İçine kapanık bir çocuktu Albert. Diğer çocuklarla oyun oynamaktan, aralarına katılmaktan hoşlanmıyordu. Okulu hep sıkıcı buldu ve ezberci sistemi asla sevmedi, haliyle bu da derslerine yansıdı ve başarısız bir eğitim serüveni sergiledi. Mühendis amcasının özel ilgisi ile geometriyi ve cebiri severek bilime adımını attı. Yıllar sonra Albert Einstein amcasıyla olan ilişkisini şöyle dile getirir:

“Çocukluğumda yaşadığım iki önemli olayı unutamam. Biri beş yaşımda iken babamın armağanı pusulada bulduğum gizem, diğeri on iki yaşımda iken tanıştığım Öklid geometrisi. Gençliğinde bu geometrinin büyüsüne girmeyen bir kimsenin ilerde kuramsal bilimde parlak bir atılım yapabileceği hiç beklenmemelidir.”

Ve tek amacını dile getirdi: “Tanrının düşüncelerini matematik şeklinde bilmek istiyorum.”

“Işık Nedir?”

Bütün fizik kanunlarını içeren tek bir denklem istiyordu. Bu onun hayatının tek amacıydı. Yüksek öğrenimini zor koşullarla Zürih Teknik Üniversitesi’nde yaptı. İş bulmakta fazlasıyla zorlandı hep. Çeşitli şehirlerde yedek öğretmenlik yaptı ve kısa süreli işlerde çalıştı. İtalya’da ilk bilimsel makalesini kaleme döktü. İsviçre’de girdiği üniversite sınavını kazanamadı. Sonunda matematik-fizik bölümünü kazanıp eğitimine devam etti. Üniversite yıllarında pansiyonda kalırken evin kızı Marie’ye aşık oldu. Fakat üniversitede Matematik-Fizik bölümündeki tek kız öğrenci olarak eğitim gören ve başarılı bir bilim kadını olan Sırp asıllı Mileva’ya tutuldu. Terk ettiği Marie ise depresyon geçirip kliniğe yatırıldı.

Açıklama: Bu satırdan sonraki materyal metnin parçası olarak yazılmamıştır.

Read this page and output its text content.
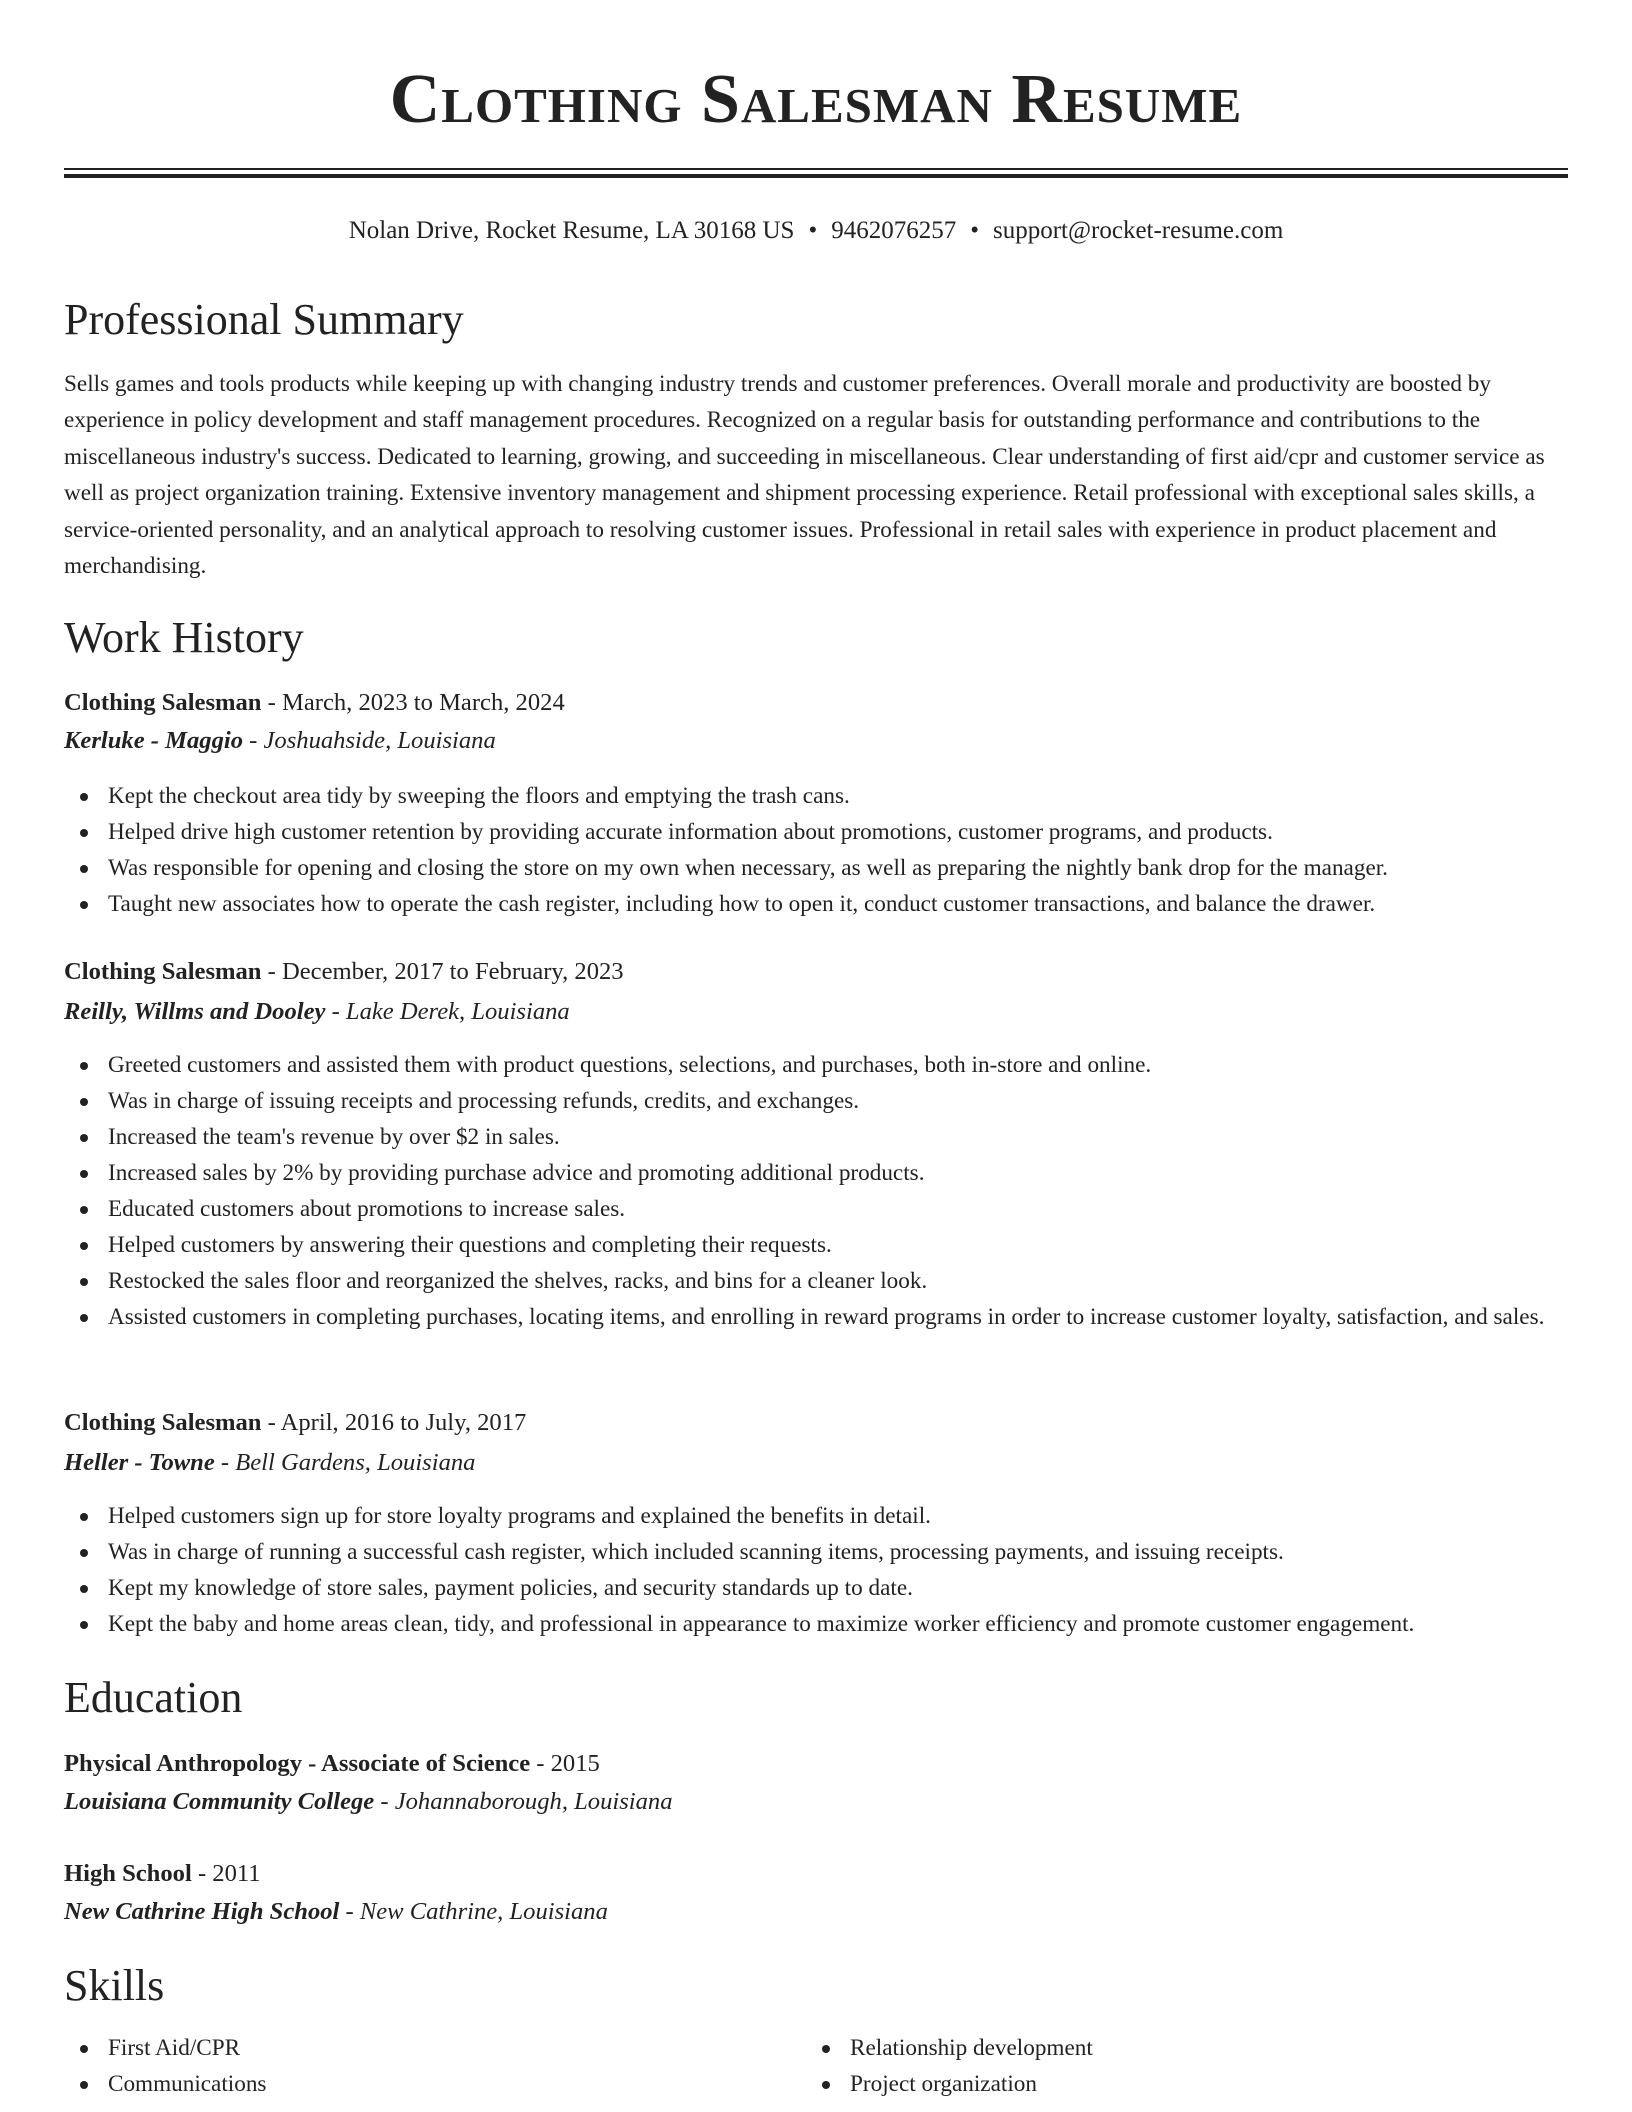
Clothing Salesman Resume
Nolan Drive, Rocket Resume, LA 30168 US • 9462076257 • support@rocket-resume.com
Professional Summary

Sells games and tools products while keeping up with changing industry trends and customer preferences. Overall morale and productivity are boosted by experience in policy development and staff management procedures. Recognized on a regular basis for outstanding performance and contributions to the miscellaneous industry's success. Dedicated to learning, growing, and succeeding in miscellaneous. Clear understanding of first aid/cpr and customer service as well as project organization training. Extensive inventory management and shipment processing experience. Retail professional with exceptional sales skills, a service-oriented personality, and an analytical approach to resolving customer issues. Professional in retail sales with experience in product placement and merchandising.

Work History
Clothing Salesman - March, 2023 to March, 2024
Kerluke - Maggio - Joshuahside, Louisiana
Kept the checkout area tidy by sweeping the floors and emptying the trash cans.
Helped drive high customer retention by providing accurate information about promotions, customer programs, and products.
Was responsible for opening and closing the store on my own when necessary, as well as preparing the nightly bank drop for the manager.
Taught new associates how to operate the cash register, including how to open it, conduct customer transactions, and balance the drawer.
Clothing Salesman - December, 2017 to February, 2023
Reilly, Willms and Dooley - Lake Derek, Louisiana
Greeted customers and assisted them with product questions, selections, and purchases, both in-store and online.
Was in charge of issuing receipts and processing refunds, credits, and exchanges.
Increased the team's revenue by over $2 in sales.
Increased sales by 2% by providing purchase advice and promoting additional products.
Educated customers about promotions to increase sales.
Helped customers by answering their questions and completing their requests.
Restocked the sales floor and reorganized the shelves, racks, and bins for a cleaner look.
Assisted customers in completing purchases, locating items, and enrolling in reward programs in order to increase customer loyalty, satisfaction, and sales.
Clothing Salesman - April, 2016 to July, 2017
Heller - Towne - Bell Gardens, Louisiana
Helped customers sign up for store loyalty programs and explained the benefits in detail.
Was in charge of running a successful cash register, which included scanning items, processing payments, and issuing receipts.
Kept my knowledge of store sales, payment policies, and security standards up to date.
Kept the baby and home areas clean, tidy, and professional in appearance to maximize worker efficiency and promote customer engagement.
Education
Physical Anthropology - Associate of Science - 2015
Louisiana Community College - Johannaborough, Louisiana
High School - 2011
New Cathrine High School - New Cathrine, Louisiana
Skills
First Aid/CPR
Communications
Relationship development
Project organization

Einstein 1900 yılında üniversiteden mezun olur fakat Mileva olamaz ve 1902 yılında Mileva hamile olduğunu dile getirir. Albert’in ailesi evlilik olmadığı için bebeği istemez. Mileva da kendi ailesinin yanına gidip bebeği dünyaya getirir ve ailesine bırakır. Einstein, bir arkadaşı vesilesiyle İsviçre Patent Ofisi’nde, patent memuru olarak işe başlar. Daha sonra da Mileva ile evlenir. O işten dünyayı değiştirecek bir devrim başlatacaktır. Onun ‘mucize yılı’ diye tabir edilen 1905 yılında, dört ön görülü çalışmasını yayınladı. Bunlardan ilki, “Işık nedir?” sorusunu soran “Fotoelektrik Etkisi” idi. Işığın foton olarak adlandırılan bir partikülden geldiğini savunuyordu. Diğer bir çalışması ise günümüzde artık kabul edilen atomların varlığı...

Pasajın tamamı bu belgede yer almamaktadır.